Do zamachu w Ankarze przyznała się organizacja TAK
Zamach, w którym zginęło 37 osób według oświadczenia TAK miał być "aktem zemsty" za działania Turków w południowo-wschodniej części kraju. Mieszka tam kurdyjska mniejszość, prześladowana przez siły bezpieczeństwa, jak utrzymuje organizacja. Według oświadczenia dostępnego na stronie internetowej Sokołów Wolności Kurdystanu, Turcy powinni spodziewać się kolejnych ataków.
Terroryści ogłosili, że ich celem są siły bezpieczeństwa. Nie zależy im na ofiarach cywilnych, jednak jak przyznają, są one nie do uniknięcia.
Zamach w Ankarze
W niedzielę w jednej z dzielnic Ankary doszło do eksplozji. Świadkowie przekazali, że eksplozja miała miejsce w pobliżu głównego dworca autobusowego. Był to wybuch samochodu - pułapki. Dym miał być widoczny z odległości 2,5 km. W okolicy miejsca zdarzenia znajdują się siedziby wielu tureckich ministerstw.

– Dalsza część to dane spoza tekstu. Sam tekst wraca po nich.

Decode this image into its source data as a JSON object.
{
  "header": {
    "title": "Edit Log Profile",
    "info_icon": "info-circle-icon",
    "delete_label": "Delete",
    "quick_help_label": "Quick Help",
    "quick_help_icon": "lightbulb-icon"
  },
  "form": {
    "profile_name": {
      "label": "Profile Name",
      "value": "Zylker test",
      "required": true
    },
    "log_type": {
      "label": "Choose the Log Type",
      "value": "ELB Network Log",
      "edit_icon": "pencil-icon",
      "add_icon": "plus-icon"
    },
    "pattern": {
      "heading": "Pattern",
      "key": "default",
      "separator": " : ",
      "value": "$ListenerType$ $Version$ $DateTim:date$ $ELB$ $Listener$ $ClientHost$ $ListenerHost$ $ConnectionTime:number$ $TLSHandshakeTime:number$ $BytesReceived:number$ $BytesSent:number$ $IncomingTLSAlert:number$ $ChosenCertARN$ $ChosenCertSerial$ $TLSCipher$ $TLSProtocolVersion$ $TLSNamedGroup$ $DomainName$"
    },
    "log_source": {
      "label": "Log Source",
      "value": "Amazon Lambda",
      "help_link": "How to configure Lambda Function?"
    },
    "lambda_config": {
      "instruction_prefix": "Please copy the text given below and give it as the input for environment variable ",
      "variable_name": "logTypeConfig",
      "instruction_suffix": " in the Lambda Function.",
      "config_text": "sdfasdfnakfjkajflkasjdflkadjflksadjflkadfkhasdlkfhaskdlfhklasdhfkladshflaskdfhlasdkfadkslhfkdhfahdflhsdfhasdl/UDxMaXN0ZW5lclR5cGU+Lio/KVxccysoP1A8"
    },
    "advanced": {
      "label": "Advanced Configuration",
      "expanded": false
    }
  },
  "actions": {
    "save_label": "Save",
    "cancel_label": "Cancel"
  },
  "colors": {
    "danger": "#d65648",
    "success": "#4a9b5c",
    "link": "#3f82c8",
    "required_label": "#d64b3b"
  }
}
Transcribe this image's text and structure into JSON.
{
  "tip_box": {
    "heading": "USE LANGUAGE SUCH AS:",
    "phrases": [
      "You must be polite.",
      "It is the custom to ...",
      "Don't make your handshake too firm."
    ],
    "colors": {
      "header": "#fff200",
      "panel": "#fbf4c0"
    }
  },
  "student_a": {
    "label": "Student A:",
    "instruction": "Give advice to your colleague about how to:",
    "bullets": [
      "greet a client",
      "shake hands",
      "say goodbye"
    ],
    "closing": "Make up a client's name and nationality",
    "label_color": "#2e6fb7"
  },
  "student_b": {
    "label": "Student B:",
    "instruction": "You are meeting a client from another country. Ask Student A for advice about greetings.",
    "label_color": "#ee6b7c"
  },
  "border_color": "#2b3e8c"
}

Agencja Reutera powołując się na informacje tureckiego urzędnika ds. bezpieczeństwa podała, że zginęło 37 osób, a 124 zostały ranne. Początkowo informowano o 7 zabitych i 20 rannych, ale liczba ofiar stale rosła. W wyniku eksplozji uszkodzone zostały m.in. samochody.
Do wybuchu doszło niecały miesiąc po ataku przeprowadzonym za pomocą samochodu - pułapki. Wtedy w centrum Ankary zginęło 29 osób. Do tego zamachu przyznali się kurdyjscy bojownicy.